The real winners and losers
Similar characteristics, and the same conservative approach to business, are the basis for the special relationship that has formed between Wertheimer and Warren Buffett - this is what has allowed the Iscar deal to move along so quickly and so efficiently.
The two are both nonconformists who have little interest in what is fashionable or what everyone else is doing. They don't like the stock market, or the brokers, and certainly not the sophisticated financial world. They believe in old fashioned values: entrepreneurship and hard work.
Eitan manages Iscar in the "kitchen" style. In other words he believes in informal meetings over a cup of coffee in the corridor. That is where the important decisions are made - without paperwork or bureaucracy. Iscar has not had a formal board meeting for 15 years.
Buffett manages an enormous company from Omaha with only 16 employees in his office. He has a small office and drives his own car down the street to eat a hamburger for lunch.
The Koor conglomerate in the 1980s had an administration of 400 people, fancy offices in the center of Tel Aviv - until it collapsed.
The personal, human touch in business is important, and as of today no one can argue with that. It turns out that character and culture do determine things. They have brought together the the conservative culture of the U.S. Midwest with the hardworking culture of the yekkes from Nahariya.
After all the nice talk about developing the Galilee, and the vote of confidence in the Israeli economy, we should also take a look at the tax issues which were so important in doing the deal. After all, no one likes to pay taxes, even if he is a billionaire.
Last year the Knesset passed a new version of the Capital Investment Encouragement Law. the law is neither egalitarian nor transparent, and it has cross subsidization - as well as two particularly bad methods for giving grants. One is the "Ireland track" and the other is called the "strategic track."
The head of the Israel Tax Authority (ITA), Jackie Matza, thinks that Buffett's investment will not qualify for the strategic track, and therefore will not receive an exemption from taxes on the profits resulting from Iscar's present operations.
What Iscar will get is a tax exemption for 10 years on all future growth for the company - no small benefit.
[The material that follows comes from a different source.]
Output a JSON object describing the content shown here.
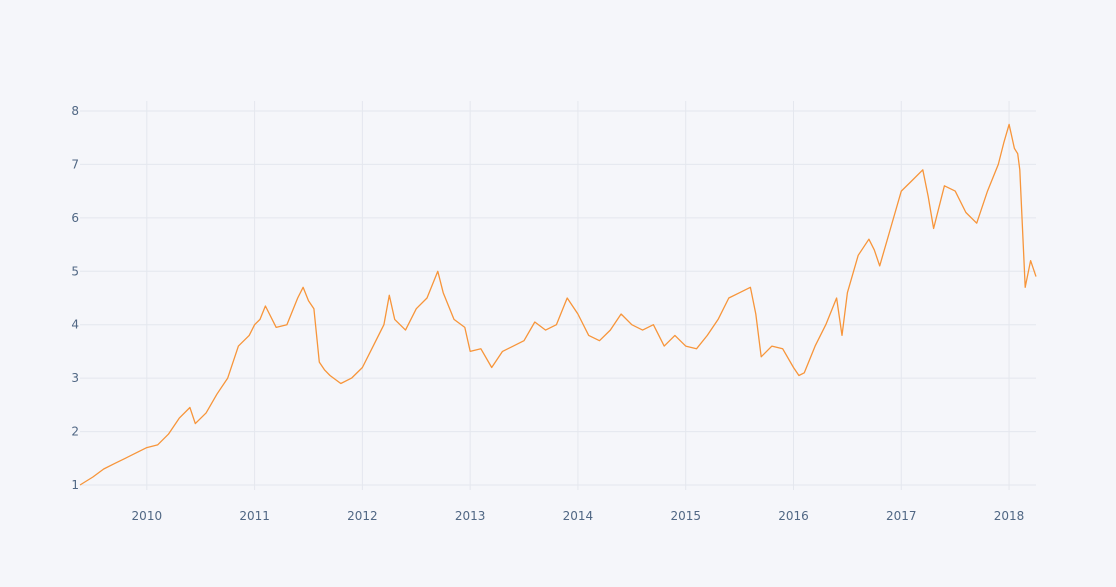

First of all, the process of determining the tax status for the deal is not over yet. Second, Wertheimer and Buffett have a direct line to Prime Minister Ehud Olmert. They knew what they were doing in involving Olmert in the deal, and even gave him credit - and in public - for his help and support. It certainly did not hurt that Olmert's right hand man, the director general of the Industry and Trade Ministry at the time, and now director general of the Prime Minster's Office, Raanan Dinur, spoke directly to the head of the Investment Center, the head of the tax authority, and the director general of the treasury - on the subject of the effects of the tax laws and the Investment Encouragement Law on the deal.
Here lies the real issue. Because of the investment laws, Iscar pays almost no taxes today. That is how the company has managed to achieve an amazing 30-percent profit margin on sales.
That is infuriating, since in a country where the social and wage gaps are so large, where the state budget is breaking under its excessive number of various tasks and goals - it is unacceptable to give a tax exemption to such a profitable firm.
After a certain point, from the time the company establishes itself and starts to make money, the state should no longer provide any more help. Remember that any tax benefits - of any type - means raising the tax burden on the rest of the taxpayers. That includes the middle and lower classes, who are already suffering.
Until 1997 Discount Investments owned 25 percent of Iscar. But then something happened - and there was serious bad blood, even threats between the Wertheimer family and Discount over the issue of publishing Iscar's financial results.
Wertheimer did not want anything reported at all, but Discount went ahead and published something. Wertheimer was furious and forced Discount to sell its stake back to the family.
It did not matter that Discount was the one who saved Iscar in its early days when it invested in the company and helped it develop.
But in 1997 Discount was no longer needed. So it found itself on the outside.
Discount Investments received $200 million for its share. Today that would have been worth $1.25 billion.